Photographer Timothy Feresten visits Amarillo

Ranger Reporter

Timothy Feresten

Aim, click, flash, repeat. That’s how Timothy Feresten spent a lot of his time after he arrived in Amarillo Oct. 21.

Feresten, a professional photographer, spoke to Amarillo College students Oct. 24 during his week-long stay in the Panhandle. Having previously known Feresten, Rene West, a photography instructor, was familiar with Feresten’s work and invited him to visit AC. West said she believed his work met AC’s institutional theme, “Be the Change,” as he has photographed villages in Vietnam aiming to change and restore the natives’ environment.

“I was more than happy to come,” Feresten said. “I was an educator for a long time, but now I only get to teach once or twice a year.”

Feresten has pursued digital photography for five years and said he is by no means proficient in such photography.He said it is a learning process.

During his time in Amarillo, Feresten gave a presentation for anyone curious about photography and his work. “I hope I was helpful,” he said. “It is exciting to see how other people interpret the world, especially young people in photography, because it is a learning curve.”

West said Feresten’s talk encompassed some of his early work and how he got into non-government organization (NGO) photography. Feresten said he now is committed to helping small businesses aid broken-down villages through micro credits.

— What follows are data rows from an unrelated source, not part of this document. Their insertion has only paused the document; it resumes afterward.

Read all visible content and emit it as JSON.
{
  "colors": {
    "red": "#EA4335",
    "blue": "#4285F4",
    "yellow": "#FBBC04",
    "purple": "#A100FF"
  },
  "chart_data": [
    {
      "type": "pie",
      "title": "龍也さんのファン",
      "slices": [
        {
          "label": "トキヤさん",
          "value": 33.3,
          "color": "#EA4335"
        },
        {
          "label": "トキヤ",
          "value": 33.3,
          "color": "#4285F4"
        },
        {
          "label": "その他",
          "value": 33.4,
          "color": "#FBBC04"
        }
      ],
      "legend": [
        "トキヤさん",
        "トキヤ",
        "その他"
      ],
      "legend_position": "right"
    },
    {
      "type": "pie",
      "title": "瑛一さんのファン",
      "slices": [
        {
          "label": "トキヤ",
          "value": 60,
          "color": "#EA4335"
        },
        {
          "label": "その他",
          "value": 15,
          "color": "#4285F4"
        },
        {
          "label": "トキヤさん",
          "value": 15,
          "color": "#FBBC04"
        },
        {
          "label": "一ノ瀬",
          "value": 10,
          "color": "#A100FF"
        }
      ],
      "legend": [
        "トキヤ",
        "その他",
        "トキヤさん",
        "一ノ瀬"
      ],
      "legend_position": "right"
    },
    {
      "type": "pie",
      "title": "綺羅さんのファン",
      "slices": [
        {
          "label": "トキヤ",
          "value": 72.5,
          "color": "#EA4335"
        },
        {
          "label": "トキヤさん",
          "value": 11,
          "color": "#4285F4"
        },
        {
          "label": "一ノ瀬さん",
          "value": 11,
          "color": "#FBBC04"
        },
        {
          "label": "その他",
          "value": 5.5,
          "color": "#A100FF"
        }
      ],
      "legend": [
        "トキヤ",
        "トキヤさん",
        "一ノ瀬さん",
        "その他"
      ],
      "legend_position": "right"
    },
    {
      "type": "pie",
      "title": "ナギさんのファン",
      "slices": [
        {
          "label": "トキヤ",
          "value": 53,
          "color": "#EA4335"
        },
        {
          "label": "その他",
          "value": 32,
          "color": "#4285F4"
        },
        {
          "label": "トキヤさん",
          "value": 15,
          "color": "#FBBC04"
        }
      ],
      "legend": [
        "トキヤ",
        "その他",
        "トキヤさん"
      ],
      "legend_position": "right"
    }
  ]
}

West described Feresten as truly a working photographer. “As soon as he got off the plane, he started taking pictures,” she said.

West said Feresten spent a lot of time with the photography students. “When students can meet a professional in their field, it is always a positive thing,” she said.

Feresten also taught a two-hour workshop while he was at AC. “A lot of missionary kids were in the class, and he helped teach them that they can use their cameras as a tool to help their outreach,” West said.

After attending Feresten’s lecture, photography major Travis Lindow said, “I got a better perspective of cultural differences between India, Africa, Korea and other places because of how he captured each image.”

Lindow explained that photography students always benefit from professionals visiting campus because students can ask for advice about work experience, selling oneself as a photographer or the technical side of photography. “Like all other visiting artists, the students can show their photos and get a professional opinion,” he said.

Pictures from Feresten’s visit to Vietnam will be on display on the first floor of Lynn Library through Nov. 30.